Se andiamo, invece, a guardare a cosa bolle in pentola nel centro sinistra, destinato – stando almeno ai sondaggi – a subire una sonora sconfitta, la situazione, in una certa qual misura, appare paradossalmente già molto più chiara, anche se rassegnata. Non a caso – riferendosi proprio alla coalizione composta dal PD, da + Europa, da Sinistra e Verdi e da altre sigle minori – Enrico Letta ha dichiarato che lui a governare con la sinistra di Fratoianni e con l’ecologismo duro e puro di Bonelli non ci pensa affatto. E la cosa, vista sul piano strettamente politico, è più che comprensibile, dal momento che si sta parlando di uno schieramento elettorale che cerca di far convivere posizioni tradizionalmente conflittuali tra di loro, quali sono quelle che sono espressione di un riformismo liberale con altre che, invece, si rifanno a più lontane esperienze storiche di matrice massimalista.
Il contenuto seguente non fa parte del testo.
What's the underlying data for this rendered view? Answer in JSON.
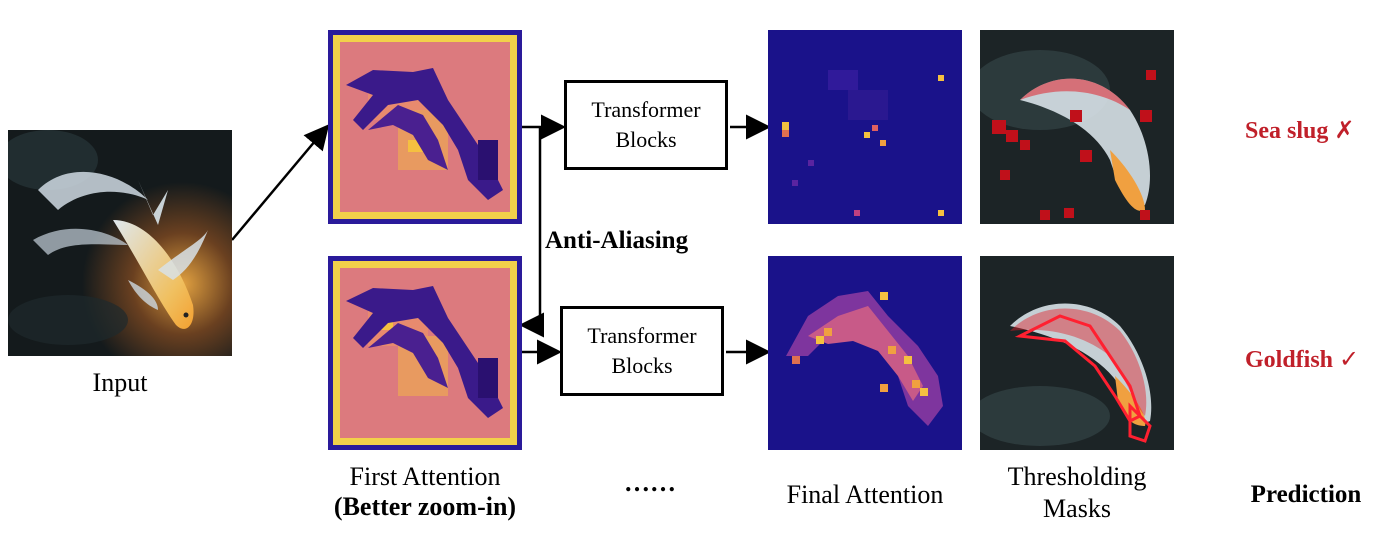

È però strano, che il segretario del PD un’affermazione del genere l’abbia fatta proprio mentre è ancora in pieno svolgimento la campagna elettorale…In sostanza, Enrico Letta dice, a chiare lettere, che il centro sinistra ha già rinunciato in partenza a porsi come possibile alternativa di governo, puntando al massimo a ridimensionare il quasi certo successo dello schieramento avversario ed accontentandosi semplicemente di complicare un po’ di più il compito di Giorgia Meloni o di chi, comunque, cercherà di dare vita ad un esecutivo di destra….
Francamente, non ricordiamo una campagna elettorale che, dalla nascita della Seconda Repubblica in poi, si sia caratterizzata per tanto pressapochismo… È, infatti, dal 1994 che le coalizioni guidate da Berlusconi si scontrano con quelle formate dagli antiberlusconiani, prospettando soluzione di governo tutte discutibili, ma almeno ben distinte ed alternative tra di loro.
Il rischio di una caotica ingovernabilità in cui non si capisce bene chi sta con chi o contro cosa, sembra, pertanto, elevatissimo, anche nel caso in cui la destra ottenga un buon risultato elettorale. Ma a complicare i giochi, al fotofinish, potrebbe concorrere anche un’ulteriore incognita che incombe su entrambi i maggiori competitors: cosa succederebbe, infatti, se il forte recupero di cui, soprattutto nel Mezzogiorno, sembrano essere protagonisti i 5 Stelle di Giuseppe Conte, impedisse persino il formarsi di una qualsiasi maggioranza numerica, sia essa di destra o di sinistra? Forse a Mario Draghi incominciano a fischiare le orecchie.